Most studies on HCQ retinal toxicity confirm that the damage caused by HCQ starts at the outer retina [11,33] and that the inner retina is relatively intact in eyes with HCQ retinopathy [11]. However, the (inner) choroid has not been addressed quantitatively as a damage site of HCQ. Nevertheless, as stated above, the fact that the CC impairment is present in HCQ toxic retinopathy but not in the group treated by HCQ without HCQ toxicity supports the hypothesis that the alteration of the CC may be secondary to that of the outer retina.

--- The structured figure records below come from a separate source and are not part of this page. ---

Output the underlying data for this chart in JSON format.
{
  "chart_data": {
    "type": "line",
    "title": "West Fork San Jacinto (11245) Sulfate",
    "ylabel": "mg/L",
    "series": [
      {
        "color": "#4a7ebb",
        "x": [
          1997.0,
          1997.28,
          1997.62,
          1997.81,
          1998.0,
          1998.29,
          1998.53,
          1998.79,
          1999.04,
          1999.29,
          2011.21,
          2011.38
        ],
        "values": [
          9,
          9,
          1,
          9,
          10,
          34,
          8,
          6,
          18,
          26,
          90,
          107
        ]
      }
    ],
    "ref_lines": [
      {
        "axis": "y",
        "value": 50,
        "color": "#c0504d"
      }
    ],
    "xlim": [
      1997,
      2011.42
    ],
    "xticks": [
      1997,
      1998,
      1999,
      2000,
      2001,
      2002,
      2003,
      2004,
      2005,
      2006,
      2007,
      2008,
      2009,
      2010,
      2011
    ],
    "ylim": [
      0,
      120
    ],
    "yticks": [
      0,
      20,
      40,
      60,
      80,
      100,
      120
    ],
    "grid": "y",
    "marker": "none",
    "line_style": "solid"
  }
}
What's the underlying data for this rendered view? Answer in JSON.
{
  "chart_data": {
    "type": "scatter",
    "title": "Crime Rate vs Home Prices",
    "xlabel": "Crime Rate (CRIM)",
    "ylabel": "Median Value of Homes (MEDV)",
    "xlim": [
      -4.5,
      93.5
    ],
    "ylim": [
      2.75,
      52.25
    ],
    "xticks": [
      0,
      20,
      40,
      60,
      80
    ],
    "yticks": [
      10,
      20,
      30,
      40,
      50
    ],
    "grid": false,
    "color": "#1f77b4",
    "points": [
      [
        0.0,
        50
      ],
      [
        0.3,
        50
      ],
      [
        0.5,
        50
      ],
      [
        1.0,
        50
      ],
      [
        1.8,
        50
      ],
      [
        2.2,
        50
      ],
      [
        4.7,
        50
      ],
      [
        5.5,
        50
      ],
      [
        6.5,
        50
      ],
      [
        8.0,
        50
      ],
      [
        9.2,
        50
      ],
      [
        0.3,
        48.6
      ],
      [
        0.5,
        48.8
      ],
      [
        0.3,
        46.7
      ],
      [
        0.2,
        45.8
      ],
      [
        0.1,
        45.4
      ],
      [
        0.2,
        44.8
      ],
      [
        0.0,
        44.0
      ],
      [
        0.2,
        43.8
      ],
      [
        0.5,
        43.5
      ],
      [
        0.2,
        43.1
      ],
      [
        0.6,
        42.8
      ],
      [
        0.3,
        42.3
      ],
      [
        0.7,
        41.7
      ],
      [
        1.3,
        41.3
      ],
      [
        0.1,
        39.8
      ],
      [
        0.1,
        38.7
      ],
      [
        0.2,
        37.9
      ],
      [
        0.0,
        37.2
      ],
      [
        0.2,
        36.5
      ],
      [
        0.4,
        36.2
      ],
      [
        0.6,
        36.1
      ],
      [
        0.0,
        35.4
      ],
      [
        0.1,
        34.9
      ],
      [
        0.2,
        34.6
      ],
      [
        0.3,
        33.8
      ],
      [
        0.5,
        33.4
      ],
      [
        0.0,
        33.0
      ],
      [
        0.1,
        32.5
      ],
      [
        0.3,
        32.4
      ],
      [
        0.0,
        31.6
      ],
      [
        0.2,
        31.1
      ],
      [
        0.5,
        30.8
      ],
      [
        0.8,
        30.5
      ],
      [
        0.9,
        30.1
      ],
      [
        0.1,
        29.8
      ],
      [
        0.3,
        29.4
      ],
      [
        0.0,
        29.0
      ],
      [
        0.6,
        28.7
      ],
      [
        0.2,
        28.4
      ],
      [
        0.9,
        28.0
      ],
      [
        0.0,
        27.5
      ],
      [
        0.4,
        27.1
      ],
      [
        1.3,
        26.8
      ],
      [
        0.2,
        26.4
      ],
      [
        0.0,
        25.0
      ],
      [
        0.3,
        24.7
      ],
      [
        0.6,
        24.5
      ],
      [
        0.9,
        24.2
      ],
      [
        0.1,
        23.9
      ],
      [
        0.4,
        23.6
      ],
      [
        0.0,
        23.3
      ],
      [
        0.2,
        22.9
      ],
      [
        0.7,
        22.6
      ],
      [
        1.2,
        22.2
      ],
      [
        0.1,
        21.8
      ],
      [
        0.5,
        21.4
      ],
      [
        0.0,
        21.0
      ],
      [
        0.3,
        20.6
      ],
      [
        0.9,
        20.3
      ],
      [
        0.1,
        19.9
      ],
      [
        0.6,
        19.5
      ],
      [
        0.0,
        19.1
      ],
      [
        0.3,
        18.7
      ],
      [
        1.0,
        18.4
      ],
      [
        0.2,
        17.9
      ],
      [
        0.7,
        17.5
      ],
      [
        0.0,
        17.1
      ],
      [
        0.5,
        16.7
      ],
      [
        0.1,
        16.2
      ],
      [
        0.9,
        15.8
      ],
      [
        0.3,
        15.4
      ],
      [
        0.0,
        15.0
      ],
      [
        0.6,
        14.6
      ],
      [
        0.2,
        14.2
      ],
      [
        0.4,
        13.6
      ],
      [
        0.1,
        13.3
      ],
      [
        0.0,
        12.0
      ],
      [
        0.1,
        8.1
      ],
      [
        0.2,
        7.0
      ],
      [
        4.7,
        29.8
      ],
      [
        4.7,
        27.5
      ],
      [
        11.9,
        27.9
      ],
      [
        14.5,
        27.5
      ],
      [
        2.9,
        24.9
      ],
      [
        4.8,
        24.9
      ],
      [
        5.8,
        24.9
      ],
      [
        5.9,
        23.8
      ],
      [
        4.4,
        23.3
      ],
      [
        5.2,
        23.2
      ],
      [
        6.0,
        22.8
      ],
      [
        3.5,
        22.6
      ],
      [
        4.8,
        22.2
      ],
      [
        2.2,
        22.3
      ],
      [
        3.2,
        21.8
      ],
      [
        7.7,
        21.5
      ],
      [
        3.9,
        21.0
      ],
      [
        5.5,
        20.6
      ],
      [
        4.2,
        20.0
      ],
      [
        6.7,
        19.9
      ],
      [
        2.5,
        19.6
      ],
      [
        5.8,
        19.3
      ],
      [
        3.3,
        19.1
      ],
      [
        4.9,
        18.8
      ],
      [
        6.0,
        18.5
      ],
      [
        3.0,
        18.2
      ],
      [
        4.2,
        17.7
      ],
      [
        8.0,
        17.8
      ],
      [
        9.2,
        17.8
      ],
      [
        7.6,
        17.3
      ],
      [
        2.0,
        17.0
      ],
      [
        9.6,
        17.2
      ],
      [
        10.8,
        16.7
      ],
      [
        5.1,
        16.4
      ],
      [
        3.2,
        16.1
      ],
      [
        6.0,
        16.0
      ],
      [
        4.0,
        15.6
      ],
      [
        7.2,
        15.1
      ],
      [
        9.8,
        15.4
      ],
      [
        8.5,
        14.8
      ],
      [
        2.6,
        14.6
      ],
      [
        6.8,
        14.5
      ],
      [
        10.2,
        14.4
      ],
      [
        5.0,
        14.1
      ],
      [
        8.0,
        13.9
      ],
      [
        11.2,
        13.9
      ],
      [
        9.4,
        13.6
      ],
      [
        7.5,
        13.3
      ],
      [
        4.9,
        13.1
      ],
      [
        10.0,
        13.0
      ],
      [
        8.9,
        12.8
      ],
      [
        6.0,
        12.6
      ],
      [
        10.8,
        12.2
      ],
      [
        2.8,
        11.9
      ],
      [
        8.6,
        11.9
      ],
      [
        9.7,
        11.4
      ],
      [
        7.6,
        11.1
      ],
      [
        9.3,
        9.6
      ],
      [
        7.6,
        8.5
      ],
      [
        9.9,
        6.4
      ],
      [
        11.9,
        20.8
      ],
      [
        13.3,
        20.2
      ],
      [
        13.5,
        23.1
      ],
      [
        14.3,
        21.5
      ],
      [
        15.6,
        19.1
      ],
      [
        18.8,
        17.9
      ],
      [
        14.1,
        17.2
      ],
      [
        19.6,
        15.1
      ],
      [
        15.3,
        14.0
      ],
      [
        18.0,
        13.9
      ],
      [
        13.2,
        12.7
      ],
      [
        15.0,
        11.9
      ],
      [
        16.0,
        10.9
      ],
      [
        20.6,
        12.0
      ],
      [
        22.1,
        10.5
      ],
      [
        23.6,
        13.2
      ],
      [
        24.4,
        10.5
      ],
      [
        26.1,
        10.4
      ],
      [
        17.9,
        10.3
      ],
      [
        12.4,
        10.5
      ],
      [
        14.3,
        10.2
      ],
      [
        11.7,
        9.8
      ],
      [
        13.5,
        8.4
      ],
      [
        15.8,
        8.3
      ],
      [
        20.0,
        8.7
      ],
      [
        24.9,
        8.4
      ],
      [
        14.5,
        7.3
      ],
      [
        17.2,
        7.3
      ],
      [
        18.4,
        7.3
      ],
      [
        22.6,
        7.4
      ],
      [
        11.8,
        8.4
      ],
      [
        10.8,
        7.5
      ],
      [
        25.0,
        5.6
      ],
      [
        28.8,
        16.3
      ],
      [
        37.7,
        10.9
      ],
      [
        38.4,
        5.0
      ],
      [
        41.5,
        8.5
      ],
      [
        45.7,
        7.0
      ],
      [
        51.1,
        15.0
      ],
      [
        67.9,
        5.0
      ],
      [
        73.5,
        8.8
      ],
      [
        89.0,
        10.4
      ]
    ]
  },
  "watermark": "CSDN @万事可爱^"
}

The pathogenesis of HCQ retinal toxicity is still unclear. The primary site of drug toxicity is known to be the photoreceptor layers, with possible secondary involvement of the RPE [6,34]. Choroidal alterations are reported in the pathogenesis of several retinal and choroidal diseases [35,36] as CC feeds the outer retinal layers, including the RPE and photoreceptor layers. The CC, the RPE, Bruch membrane, and photoreceptors form a symbiotic unit indeed, and the thinning of the outer nuclear layer may also reflect the damage of this unit, ultimately resulting in large regions of RPE atrophy and choroid alterations [37].

Our study has several limitations, including the small sample size of the toxic retinopathy group, its cross-sectional design, and the inclusion of each patient’s eyes. Following prospective longitudinal reports with a larger sample size investigating the CC impairment in eyes with HCQ toxicity may allow a better understanding of disease physiopathology and thus enhance the screening protocols.

In conclusion, this study reports on the CC changes occurring in HCQ retinal toxicity, showing that eyes with HCQ toxic retinopathy had a significantly greater amount of CC hypoperfusion (and thus a higher percentage of FD). In addition, our results expand the current knowledge of the choroidal involvement in the pathogenesis of HCQ retinopathy, especially in the late stages. Lastly, the CC perfusion, if replicated in future studies, might be considered a valuable marker for monitoring, and assessing subjects taking this treatment.